Por sorte, embora a Terra não estivesse voltada em direção à ejeção de massa coronal, o mesmo não se pode dizer do planeta Vênus e da sonda Solar Orbiter, ambos posicionados de frente à carga de partículas ejetadas.

"Posso dizer com segurança que o evento de 5 de setembro é uma das maiores (se não a maior) tempestades de partículas energéticas solares que vimos até agora desde o lançamento do Solar Orbiter em 2020", disse o pesquisador. "Isso nos deu a rara chance de observar e medir uma CME gigantesca e distante, algo que geralmente é muito difícil para nós", explicou.


AR3088
Alguns dias antes de explodir na face oposta do Sol, a mancha AR3088 deixou um pequeno sinal de sua energia contida, produzindo um flare de média intensidade de classe M2, mas dirigido para longe da Terra.

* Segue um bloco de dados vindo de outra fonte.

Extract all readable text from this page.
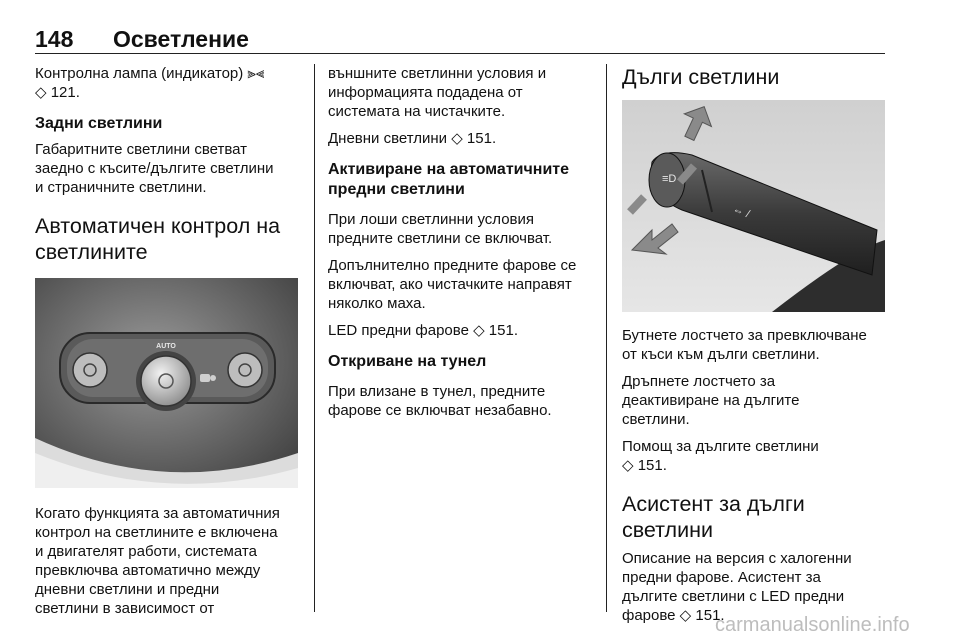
148 Осветление

Контролна лампа (индикатор) ⫸⫷
◇ 121.

Задни светлини

Габаритните светлини светват
заедно с късите/дългите светлини
и страничните светлини.

Автоматичен контрол на
светлините
AUTO

Когато функцията за автоматичния
контрол на светлините е включена
и двигателят работи, системата
превключва автоматично между
дневни светлини и предни
светлини в зависимост от

външните светлинни условия и
информацията подадена от
системата на чистачките.

Дневни светлини ◇ 151.

Активиране на автоматичните
предни светлини

При лоши светлинни условия
предните светлини се включват.

Допълнително предните фарове се
включват, ако чистачките направят
няколко маха.

LED предни фарове ◇ 151.

Откриване на тунел

При влизане в тунел, предните
фарове се включват незабавно.

Дълги светлини
≡D
⇔ /

Бутнете лостчето за превключване
от къси към дълги светлини.

Дръпнете лостчето за
деактивиране на дългите
светлини.

Помощ за дългите светлини
◇ 151.

Асистент за дълги
светлини

Описание на версия с халогенни
предни фарове. Асистент за
дългите светлини с LED предни
фарове ◇ 151.

carmanualsonline.info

Medições heliossísmicas feita por pesquisadores da ESA e da NASA sugerem que a AR3088 cresceu depois que partiu do lado geoefetivo.

Atualmente, a AR3088 está do outro lado do Sol e caso ressurja no limbo visível, deverá ter vida efêmera, por alguns dias. Assim, caso voltar para o lado visível será menor e muito menos agressiva. No momento, imagens do Sol mostram algumas manchas na superfície, mas todas parecem ser bastante moderadas, com poucas ejeções leves.

É importante observar que à medida que Sol se aproxima do pico do ciclo de 11 anos, devemos ver erupções mais poderosas, com possíveis ejeções de massa coronal voltadas em direção à Terra.